Sunday, November 13, 2011

Faith Without Deeds {Happy Day Project}

This post started a random acts of kindness revolution of sorts.

I don't think that was the intent.

That's the funny thing about kindness though...it's contagious.

Two more bloggers {you can read about them both here and here} decided to keep the kindness going and thus "The Happy Day Project" was born.

Contagious.

happy day

I was inspired and accepted their challenge.

With trepidation.

You see, I'd love to tell you that I am just oozing with acts of kindness for others.

That huge chunks of my days are spent entirely thinking about what I could do for others.

But it would all be lies.

I struggle with this folks.

Big time.

"What good is it, dear brothers and sisters, if you say you have faith but don’t show it by your actions? Can that kind of faith save anyone? Suppose you see a brother or sister who has no food or clothing, and you say, “Good-bye and have a good day; stay warm and eat well”—but then you don’t give that person any food or clothing. What good does that do? So you see, faith by itself isn’t enough.
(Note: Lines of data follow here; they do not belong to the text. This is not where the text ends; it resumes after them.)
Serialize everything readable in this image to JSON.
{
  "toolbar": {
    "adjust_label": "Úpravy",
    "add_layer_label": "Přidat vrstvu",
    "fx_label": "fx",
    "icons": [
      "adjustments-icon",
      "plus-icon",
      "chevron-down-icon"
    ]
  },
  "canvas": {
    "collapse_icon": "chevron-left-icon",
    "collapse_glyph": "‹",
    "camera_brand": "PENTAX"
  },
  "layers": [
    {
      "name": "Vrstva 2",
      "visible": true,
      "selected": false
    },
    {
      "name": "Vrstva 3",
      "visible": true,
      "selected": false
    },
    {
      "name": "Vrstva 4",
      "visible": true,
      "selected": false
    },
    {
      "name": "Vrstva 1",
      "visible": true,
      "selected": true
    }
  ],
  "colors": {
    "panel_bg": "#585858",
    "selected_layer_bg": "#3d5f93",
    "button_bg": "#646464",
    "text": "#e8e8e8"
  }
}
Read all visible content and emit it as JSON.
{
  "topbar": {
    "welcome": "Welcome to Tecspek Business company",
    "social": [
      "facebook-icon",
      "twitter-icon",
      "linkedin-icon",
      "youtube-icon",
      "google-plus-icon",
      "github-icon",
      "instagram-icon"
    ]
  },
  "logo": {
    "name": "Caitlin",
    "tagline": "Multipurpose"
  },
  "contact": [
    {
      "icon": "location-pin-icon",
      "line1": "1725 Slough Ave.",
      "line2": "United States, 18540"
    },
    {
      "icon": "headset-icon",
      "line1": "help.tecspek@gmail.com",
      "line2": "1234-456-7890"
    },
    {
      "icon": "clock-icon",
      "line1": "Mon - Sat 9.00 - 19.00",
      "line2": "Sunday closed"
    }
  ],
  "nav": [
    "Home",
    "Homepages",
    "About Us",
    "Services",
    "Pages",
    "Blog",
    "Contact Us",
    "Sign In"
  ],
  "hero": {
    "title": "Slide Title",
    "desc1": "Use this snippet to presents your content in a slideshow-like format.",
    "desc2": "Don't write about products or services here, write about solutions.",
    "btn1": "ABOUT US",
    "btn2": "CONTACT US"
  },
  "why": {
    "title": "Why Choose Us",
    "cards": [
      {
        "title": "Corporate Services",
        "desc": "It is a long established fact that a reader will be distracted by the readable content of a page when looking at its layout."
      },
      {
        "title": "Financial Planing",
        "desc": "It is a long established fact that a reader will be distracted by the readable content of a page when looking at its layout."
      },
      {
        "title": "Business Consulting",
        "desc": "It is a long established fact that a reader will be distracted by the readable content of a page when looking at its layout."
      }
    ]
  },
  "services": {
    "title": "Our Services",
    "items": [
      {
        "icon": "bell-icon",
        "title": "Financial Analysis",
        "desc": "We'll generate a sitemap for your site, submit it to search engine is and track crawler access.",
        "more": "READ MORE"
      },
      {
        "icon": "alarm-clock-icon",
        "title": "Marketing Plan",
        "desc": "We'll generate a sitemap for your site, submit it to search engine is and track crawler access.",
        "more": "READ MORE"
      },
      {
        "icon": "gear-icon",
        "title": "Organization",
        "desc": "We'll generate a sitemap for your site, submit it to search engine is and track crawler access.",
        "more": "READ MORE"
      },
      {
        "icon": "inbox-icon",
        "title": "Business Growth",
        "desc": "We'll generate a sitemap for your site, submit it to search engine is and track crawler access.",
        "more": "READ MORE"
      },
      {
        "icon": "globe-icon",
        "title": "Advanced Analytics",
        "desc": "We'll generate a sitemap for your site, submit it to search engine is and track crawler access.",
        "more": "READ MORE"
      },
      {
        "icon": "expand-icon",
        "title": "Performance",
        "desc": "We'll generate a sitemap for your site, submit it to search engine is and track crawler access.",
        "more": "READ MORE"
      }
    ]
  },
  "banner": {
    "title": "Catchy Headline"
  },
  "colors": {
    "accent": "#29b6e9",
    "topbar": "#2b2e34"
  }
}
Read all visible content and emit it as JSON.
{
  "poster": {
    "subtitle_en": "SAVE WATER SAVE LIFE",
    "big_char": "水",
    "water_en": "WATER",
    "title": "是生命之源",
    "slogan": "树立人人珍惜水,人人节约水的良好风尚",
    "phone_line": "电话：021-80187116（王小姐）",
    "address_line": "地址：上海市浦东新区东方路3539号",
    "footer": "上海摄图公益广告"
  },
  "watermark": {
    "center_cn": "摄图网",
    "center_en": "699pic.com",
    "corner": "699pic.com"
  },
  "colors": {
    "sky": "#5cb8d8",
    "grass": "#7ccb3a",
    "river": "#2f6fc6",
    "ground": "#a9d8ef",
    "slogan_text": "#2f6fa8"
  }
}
Unless it produces good deeds, it is dead and useless." James 2:14-17

OUCH.

This walking out my faith thing is an ongoing process of conviction, obedience, and change.

This challenge was all three.

dayone2

Day One's challenge was to "Treat a Neighbor".

We picked a family that had moved in two doors down over the summer.

We had yet to ever meet them. ::hangs head in shame::

Day1

They loved our goodies and were super appreciative of the gesture.

Turns out we were the first people to welcome them to the neighborhood.

I know. Sad.

photo2

Day 2 was "Hand Written Note Day"

I knew right away that I wanted us to write letters to my grandpa.

My only living grandparent.

But I was also challeged to send a letter to this lady.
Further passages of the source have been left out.